Yusuf L Henuk, Jonatan Ginting, Hasanuddin, Rosmayati and Darma Bakti
University of Sumatera Utara, Indonesia
ScientificTracks Abstracts: J Plant Pathol Microbiol
DOI: 10.4172/2157-7471-C1-005
Many crops that supply carbohydrates grow well in Indonesia, including cereals (rice, maize, sorghum, foxtailmillet), tubers (cassava, sweetpotato, potato, arrowroot, canna), and tree crops (sago, breadfruit, banana). The variety of staple foods consumed by Indonesians is diverse. During the period 2004–2013, four main staple crops in Indonesia were rice (53.5% of diet), cassava (22.2% of diet), maize (18.9% of diet), and potatoes (4.99% of diet). In 2012, for example, Indonesian rice consumption was about 130 kg/person/year, higher than the average world level of 60 kg/person/year. Over the last ten years, except for DKI Jakarta, all provinces increased cereal production from 2004–2013. The largest increase was in Kepulauan Riau (11.43%) and Gorontalo (10.51%). Exports of major food commodities are concentrated in few countries. For maize dan rice, in particular, the global export market is largely dominated by top five exporters on globally trade grains, i.e. The United States, Argentina, Brazil, France, China and Thailand, Vietnam, India, The United States, Pakistan, respectively. Indonesia has achieved the MDG hunger target, by reducing the proportion of undernourished people from 19.7% of the population in 1990–92 to 8.7% in 2012–2014. The poultry industry consumes approximately 83% of Indonesia’s animal feed. Aquaculture consumes 11% and the remaining 6% is consumed by cattle and swine. On average, livestock feed is composed of corn (50%), soybean meal (15-20%), corn gluten meal (3%), CPO (2%), fish meal (5%), rice bran (15%), wheat pollard (8%), and premix (0.6%). Indonesian feed millers are heavily reliant on imported feed ingredients from the top five exporters on globally trade grains above. Beef alone accounted for about 19% with 2.50 kg/capita/year of Indonesia’s total meat consumption compared to broiler of 55% with 3.751 kg/capita/year, native chickens of 11% with 0.528 kg/capita/year, pork of 8% with 0.156 kg/capita/year, goat of 7% with 0.111 kg/capita/year, and others species 1% with its total per capita meat consumption from livestock in Indonesia is still lower compared to many countries and they generally increase with higher income. Rank and score of global food index of Indonesia from 2012 to 2015 as follows: 64, 66, 72, 74 and 46.8, 45.6, 46.5, 46.7 respectively. Indonesia is in “Moderate Environment” in 2016 with overall rank 13/23 in Asia and Pacific by income level with overall score of 50.6/100.

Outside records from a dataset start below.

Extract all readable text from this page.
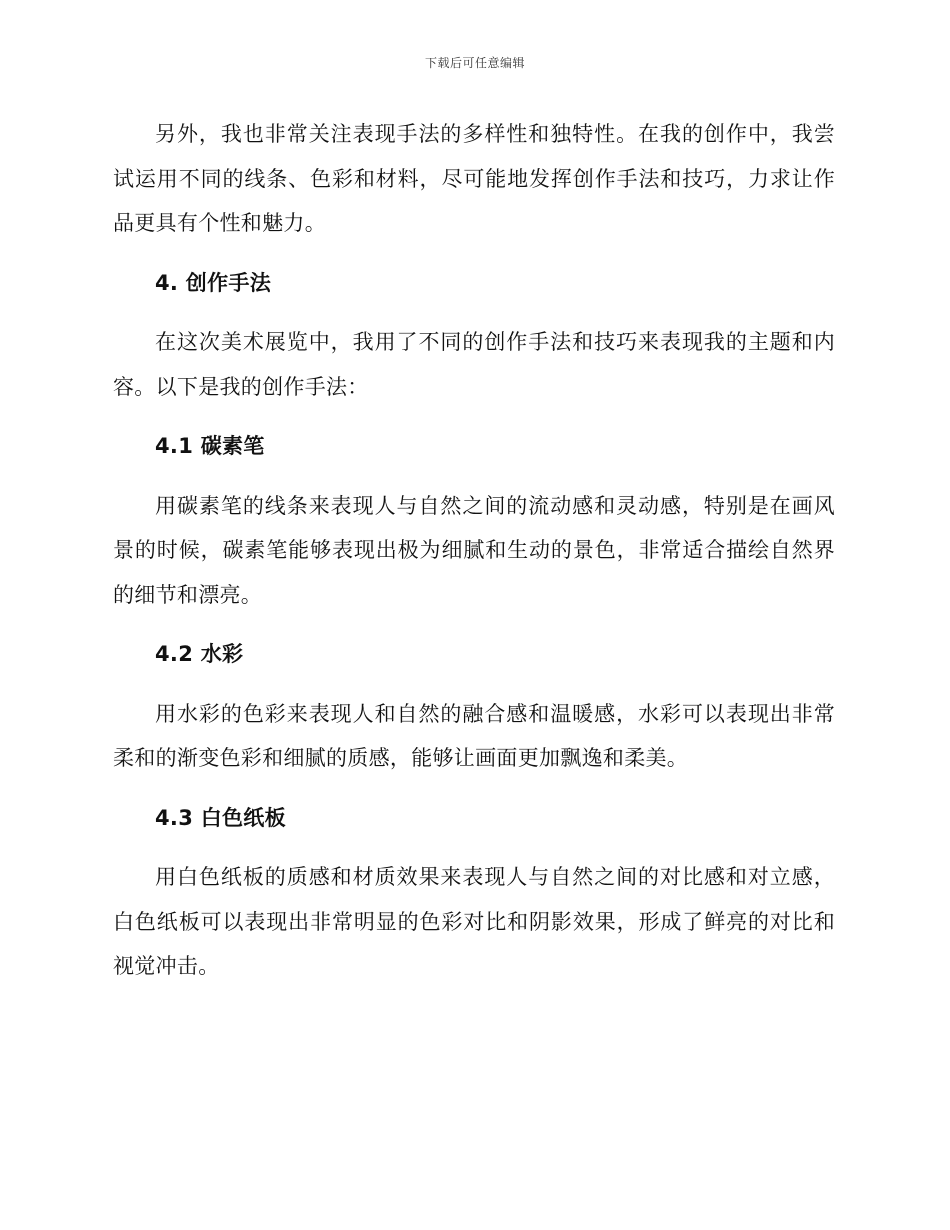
下载后可任意编辑

另外，我也非常关注表现手法的多样性和独特性。在我的创作中，我尝试运用不同的线条、色彩和材料，尽可能地发挥创作手法和技巧，力求让作品更具有个性和魅力。

4. 创作手法

在这次美术展览中，我用了不同的创作手法和技巧来表现我的主题和内容。以下是我的创作手法：

4.1 碳素笔

用碳素笔的线条来表现人与自然之间的流动感和灵动感，特别是在画风景的时候，碳素笔能够表现出极为细腻和生动的景色，非常适合描绘自然界的细节和漂亮。

4.2 水彩

用水彩的色彩来表现人和自然的融合感和温暖感，水彩可以表现出非常柔和的渐变色彩和细腻的质感，能够让画面更加飘逸和柔美。

4.3 白色纸板

用白色纸板的质感和材质效果来表现人与自然之间的对比感和对立感，白色纸板可以表现出非常明显的色彩对比和阴影效果，形成了鲜亮的对比和视觉冲击。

Yusuf L Henuk is a Professor in the Faculty of Agriculture at University of Sumatera Utara (USU), Medan, North Sumatera, Indonesia. He received a Bachelor’s degree (S1: ‘Sarjana’) from the University of Nusa Cendana in Kupang-Indonesia in 1984. He obtained Master’s in Rural Science (MRurSc) from the University of New England in 1995 and continued Doctor of Philosophy (PhD) from the University of Queensland in Australia from 1998–2001. He was a prolific Writer and has published many articles in either national or international journals within the field of Agriculture and mainly Animal Sciences. He also participated in many national and international seminars, e.g., The 25th World Poultry Congress (“Invited Speaker”: China National Convention Center, Beijing, 05-09 September, 2016); and the 1st Public Health International Conference (PHICo), Faculty of Public Health, University of Sumatera Utara (“Invited Speaker”: Grandhika Hotel, December 01-02, 2016).